Now, you might have noticed that in the online version the following correction appears at the end of the article.
“The print version of this article misstated Jeffries’ possession of a teddy bear named Mr. Biggles. Jeffries does not own a teddy bear.”
This, I felt, was something I should explain, so here we go: most of the stories Temple shared with me came via e-mail. One that stood out: how there was this teddy bear Jeffries brought with him everywhere he went. Here’s what I wrote in the magazine:
Also, Mr. Biggles must always be nearby.
That’s Jeffries’ teddy bear. According to Josh Temple, who’s been fishing with Jeffries for nearly a decade, Mr. Biggles can never leave Jeffries’ side. Jeffries was carrying the raggedy bear with him the first time he met Temple. The bear was brought along a few years later when the two chartered a yacht to celebrate Jeffries’ marriage. It was also there not long after when they set sail to help Jeffries get over his divorce. Jeffries has been caught cuddling with Mr. Biggles in bed. It took Temple a few years, but eventually he was able to summon up the courage to inquire why, exactly, an extremely large grown man was toting around a stuffed animal everywhere he went.
The answer didn’t provide much clarity.
“You mean you don’t have one?” Temple remembers Jeffries responding. “Shit, Mr. Biggles is the man.”

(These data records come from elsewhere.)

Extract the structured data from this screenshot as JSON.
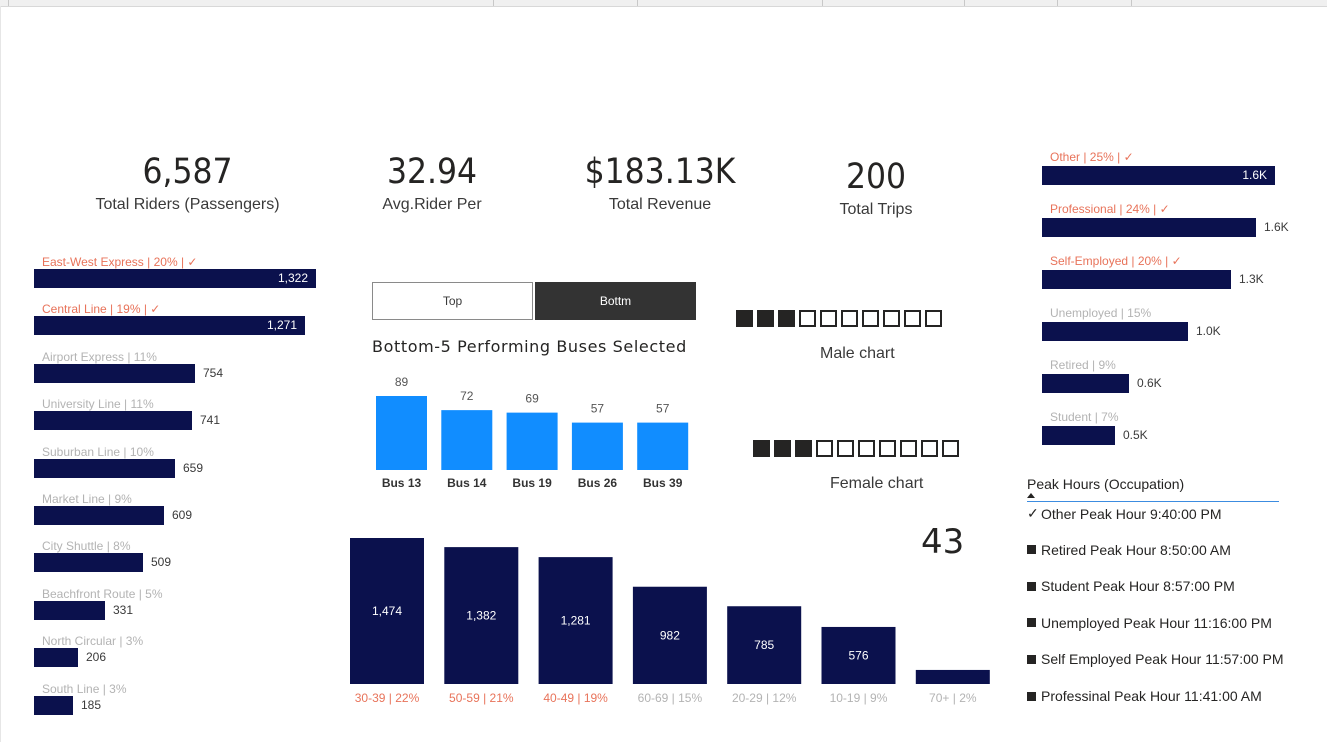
{
  "kpis": [
    {
      "value": "6,587",
      "label": "Total Riders (Passengers)"
    },
    {
      "value": "32.94",
      "label": "Avg.Rider Per"
    },
    {
      "value": "$183.13K",
      "label": "Total Revenue"
    },
    {
      "value": "200",
      "label": "Total Trips"
    }
  ],
  "routes": [
    {
      "label": "East-West Express | 20% | ✓",
      "value": "1,322",
      "selected": true
    },
    {
      "label": "Central Line | 19% | ✓",
      "value": "1,271",
      "selected": true
    },
    {
      "label": "Airport Express | 11%",
      "value": "754",
      "selected": false
    },
    {
      "label": "University Line | 11%",
      "value": "741",
      "selected": false
    },
    {
      "label": "Suburban Line | 10%",
      "value": "659",
      "selected": false
    },
    {
      "label": "Market Line | 9%",
      "value": "609",
      "selected": false
    },
    {
      "label": "City Shuttle | 8%",
      "value": "509",
      "selected": false
    },
    {
      "label": "Beachfront Route | 5%",
      "value": "331",
      "selected": false
    },
    {
      "label": "North Circular | 3%",
      "value": "206",
      "selected": false
    },
    {
      "label": "South Line | 3%",
      "value": "185",
      "selected": false
    }
  ],
  "toggle": {
    "top_label": "Top",
    "bottom_label": "Bottm",
    "active": "bottom"
  },
  "bus_chart": {
    "title": "Bottom-5 Performing Buses Selected"
  },
  "gender": {
    "male": {
      "label": "Male chart",
      "filled": 3,
      "total": 10
    },
    "female": {
      "label": "Female chart",
      "filled": 3,
      "total": 10
    }
  },
  "age_count": "43",
  "occupations": [
    {
      "label": "Other | 25% | ✓",
      "value": "1.6K",
      "selected": true
    },
    {
      "label": "Professional | 24% | ✓",
      "value": "1.6K",
      "selected": true
    },
    {
      "label": "Self-Employed | 20% | ✓",
      "value": "1.3K",
      "selected": true
    },
    {
      "label": "Unemployed | 15%",
      "value": "1.0K",
      "selected": false
    },
    {
      "label": "Retired | 9%",
      "value": "0.6K",
      "selected": false
    },
    {
      "label": "Student | 7%",
      "value": "0.5K",
      "selected": false
    }
  ],
  "peak_hours": {
    "title": "Peak Hours (Occupation)",
    "items": [
      {
        "text": "Other Peak Hour 9:40:00 PM",
        "checked": true
      },
      {
        "text": "Retired Peak Hour 8:50:00 AM",
        "checked": false
      },
      {
        "text": "Student Peak Hour 8:57:00 PM",
        "checked": false
      },
      {
        "text": "Unemployed Peak Hour 11:16:00 PM",
        "checked": false
      },
      {
        "text": "Self Employed Peak Hour 11:57:00 PM",
        "checked": false
      },
      {
        "text": "Professinal Peak Hour 11:41:00 AM",
        "checked": false
      }
    ]
  },
  "colors": {
    "navy": "#0b114d",
    "blue": "#118dff",
    "selected": "#e8735a",
    "dim": "#b3b3b3"
  },
  "chart_data": [
    {
      "type": "bar",
      "categories": [
        "Bus 13",
        "Bus 14",
        "Bus 19",
        "Bus 26",
        "Bus 39"
      ],
      "values": [
        89,
        72,
        69,
        57,
        57
      ],
      "title": "Bottom-5 Performing Buses Selected"
    },
    {
      "type": "bar",
      "categories": [
        "30-39 | 22%",
        "50-59 | 21%",
        "40-49 | 19%",
        "60-69 | 15%",
        "20-29 | 12%",
        "10-19 | 9%",
        "70+ | 2%"
      ],
      "values": [
        1474,
        1382,
        1281,
        982,
        785,
        576,
        142
      ],
      "value_labels": [
        "1,474",
        "1,382",
        "1,281",
        "982",
        "785",
        "576",
        ""
      ],
      "selected": [
        true,
        true,
        true,
        false,
        false,
        false,
        false
      ]
    },
    {
      "type": "bar",
      "categories": [
        "East-West Express",
        "Central Line",
        "Airport Express",
        "University Line",
        "Suburban Line",
        "Market Line",
        "City Shuttle",
        "Beachfront Route",
        "North Circular",
        "South Line"
      ],
      "values": [
        1322,
        1271,
        754,
        741,
        659,
        609,
        509,
        331,
        206,
        185
      ]
    },
    {
      "type": "bar",
      "categories": [
        "Other",
        "Professional",
        "Self-Employed",
        "Unemployed",
        "Retired",
        "Student"
      ],
      "values": [
        1600,
        1550,
        1300,
        1000,
        600,
        500
      ]
    }
  ]
}
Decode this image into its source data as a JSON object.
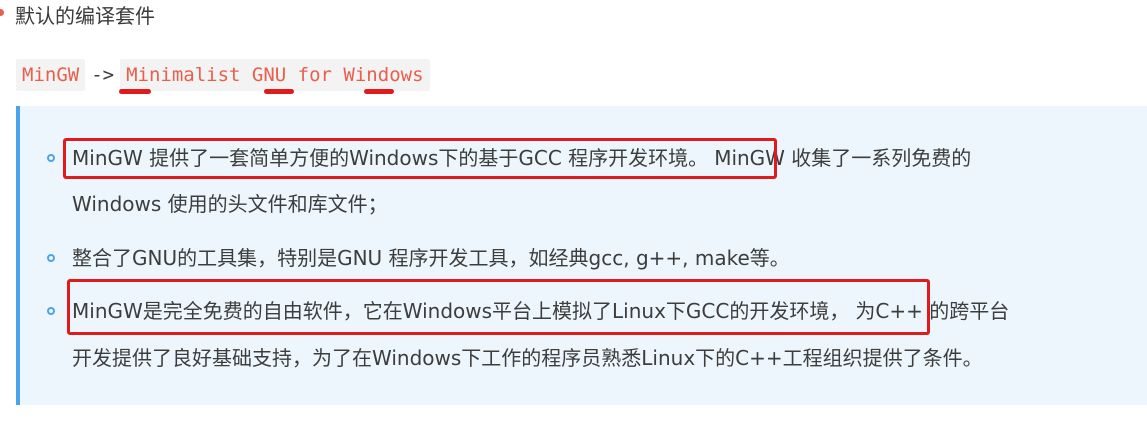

All that came from Temple. The mistake I made (and, journalistically, it was a bad one) was not verifying with Jeffries. Then again, WHAT KIND OF PERSON WOULD MAKE UP A STORY ABOUT A TEDDY BEAR?!
Turns out, a ship captain named Josh Temple.
Here’s an e-mail I got from Jeffries this week.
LolWhy would you believe Josh on the Teddy Bear thing. Lmfao. There was no Mr. Biggles.You’re crazy. Please take that out of the online article.
I emailed Temple and relayed the message. His response:
Don’t let Jared snowball you he’s a shiester! He takes Mr Biggles everywhere he goes! He probably doesn’t want it made public but those are the facts!